"He knows!" she kept saying to herself, deep down below all words. "He knows! And he wants me to feel that it makes no difference!" It thrilled her like great music. Let the dark wave break, if it must; it could not rob her of the shining treasure. She could yet be loved, like other women. The darkness without would not be so dreadful, if all those lamps that Heaven meant to be lighted in a woman's soul were glowing!
They reached the crest of the knoll, where a dozen ragged white pines towered. Beneath them curved the lake, growing darker already as the western sky began to blaze. Olivia seated herself against one of the pines, and, removing her hat, leaned back contentedly. It was so good to breathe deep and free, to feel the breeze at her temples, to have the man who loved her reclining at her feet. All this could yet be hers, whatever happened!
And all at once, upon one of the lower branches of the pine, she was aware of a white blackbird. The utter surprise sent the color from her face; then it came flooding back again.
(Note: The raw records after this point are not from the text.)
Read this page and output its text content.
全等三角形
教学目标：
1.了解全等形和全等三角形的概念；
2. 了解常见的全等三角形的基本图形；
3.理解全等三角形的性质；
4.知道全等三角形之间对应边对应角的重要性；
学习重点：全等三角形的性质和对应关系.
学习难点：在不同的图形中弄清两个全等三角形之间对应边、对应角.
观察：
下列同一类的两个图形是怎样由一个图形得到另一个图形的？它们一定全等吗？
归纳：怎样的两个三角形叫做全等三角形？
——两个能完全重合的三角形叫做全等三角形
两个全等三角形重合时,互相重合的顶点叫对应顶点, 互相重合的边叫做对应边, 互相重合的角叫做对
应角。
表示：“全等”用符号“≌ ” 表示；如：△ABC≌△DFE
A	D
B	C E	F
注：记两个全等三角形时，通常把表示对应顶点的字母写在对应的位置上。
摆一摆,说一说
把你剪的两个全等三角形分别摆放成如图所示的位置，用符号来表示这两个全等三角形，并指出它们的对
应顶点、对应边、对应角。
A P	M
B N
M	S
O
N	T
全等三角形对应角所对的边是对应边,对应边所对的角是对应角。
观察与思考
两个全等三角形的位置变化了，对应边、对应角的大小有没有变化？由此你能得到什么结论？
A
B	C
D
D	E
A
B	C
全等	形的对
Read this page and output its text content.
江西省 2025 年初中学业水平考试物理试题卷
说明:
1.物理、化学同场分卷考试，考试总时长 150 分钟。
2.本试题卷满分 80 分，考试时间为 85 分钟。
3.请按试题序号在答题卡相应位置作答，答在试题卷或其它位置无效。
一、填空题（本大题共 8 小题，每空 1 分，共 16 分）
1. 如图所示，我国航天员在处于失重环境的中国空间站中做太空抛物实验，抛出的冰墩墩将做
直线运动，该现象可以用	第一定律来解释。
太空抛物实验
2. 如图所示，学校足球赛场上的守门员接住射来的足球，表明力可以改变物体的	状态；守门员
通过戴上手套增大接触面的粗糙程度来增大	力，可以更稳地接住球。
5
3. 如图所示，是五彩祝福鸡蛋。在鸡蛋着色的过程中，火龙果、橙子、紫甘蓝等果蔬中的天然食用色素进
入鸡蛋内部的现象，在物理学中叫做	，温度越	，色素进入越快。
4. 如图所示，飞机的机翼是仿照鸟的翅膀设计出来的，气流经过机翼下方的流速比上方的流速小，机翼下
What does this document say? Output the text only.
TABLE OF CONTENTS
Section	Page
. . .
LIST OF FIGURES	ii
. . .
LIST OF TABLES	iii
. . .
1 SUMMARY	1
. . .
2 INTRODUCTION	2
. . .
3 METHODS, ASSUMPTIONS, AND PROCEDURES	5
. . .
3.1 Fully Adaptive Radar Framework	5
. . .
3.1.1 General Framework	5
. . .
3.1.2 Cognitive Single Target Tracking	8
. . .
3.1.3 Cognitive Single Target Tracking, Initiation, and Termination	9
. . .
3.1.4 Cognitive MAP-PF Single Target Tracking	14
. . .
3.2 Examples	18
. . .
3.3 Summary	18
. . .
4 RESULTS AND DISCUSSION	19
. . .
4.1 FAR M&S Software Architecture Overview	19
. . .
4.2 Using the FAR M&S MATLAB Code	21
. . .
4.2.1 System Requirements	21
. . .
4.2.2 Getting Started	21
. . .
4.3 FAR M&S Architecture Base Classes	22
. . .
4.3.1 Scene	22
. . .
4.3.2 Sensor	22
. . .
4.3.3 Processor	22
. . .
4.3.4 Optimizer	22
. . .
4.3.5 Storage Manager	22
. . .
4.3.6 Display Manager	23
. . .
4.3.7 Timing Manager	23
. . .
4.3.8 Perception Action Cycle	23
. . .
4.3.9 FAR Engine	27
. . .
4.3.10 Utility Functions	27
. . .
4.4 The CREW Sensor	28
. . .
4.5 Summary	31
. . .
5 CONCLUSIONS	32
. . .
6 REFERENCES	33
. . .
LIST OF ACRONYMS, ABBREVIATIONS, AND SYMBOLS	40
In a tumult of unreasoning joy, of girlish superstition, she bent forward and caught Allan by the shoulder, pointing stealthily at the startled bird.
"The white blackbird!" she whispered, rapturously.
He glanced upward indifferently, wondering at Miss Lane's ecstatic face. He did not know that she cared particularly for birds.
"It's an albino," he remarked. "I've seen him three or four times this summer. They have one in the museum at St. Johnsbury."
"Hush!" exclaimed, Olivia, with a low, intense utterance that almost awed him. "It may sing!"
But the bird fluttered its cream-white wings, and disappeared into the upper branches of the pine.
"It's too late," said the geologist. "Blackbirds don't sing after midsummer."
"Oh, you don't understand!" she cried, half-starting from her seat and peering upward into the dusky, breeze-swept canopy. "The white blackbird is the Restorer of Sight!"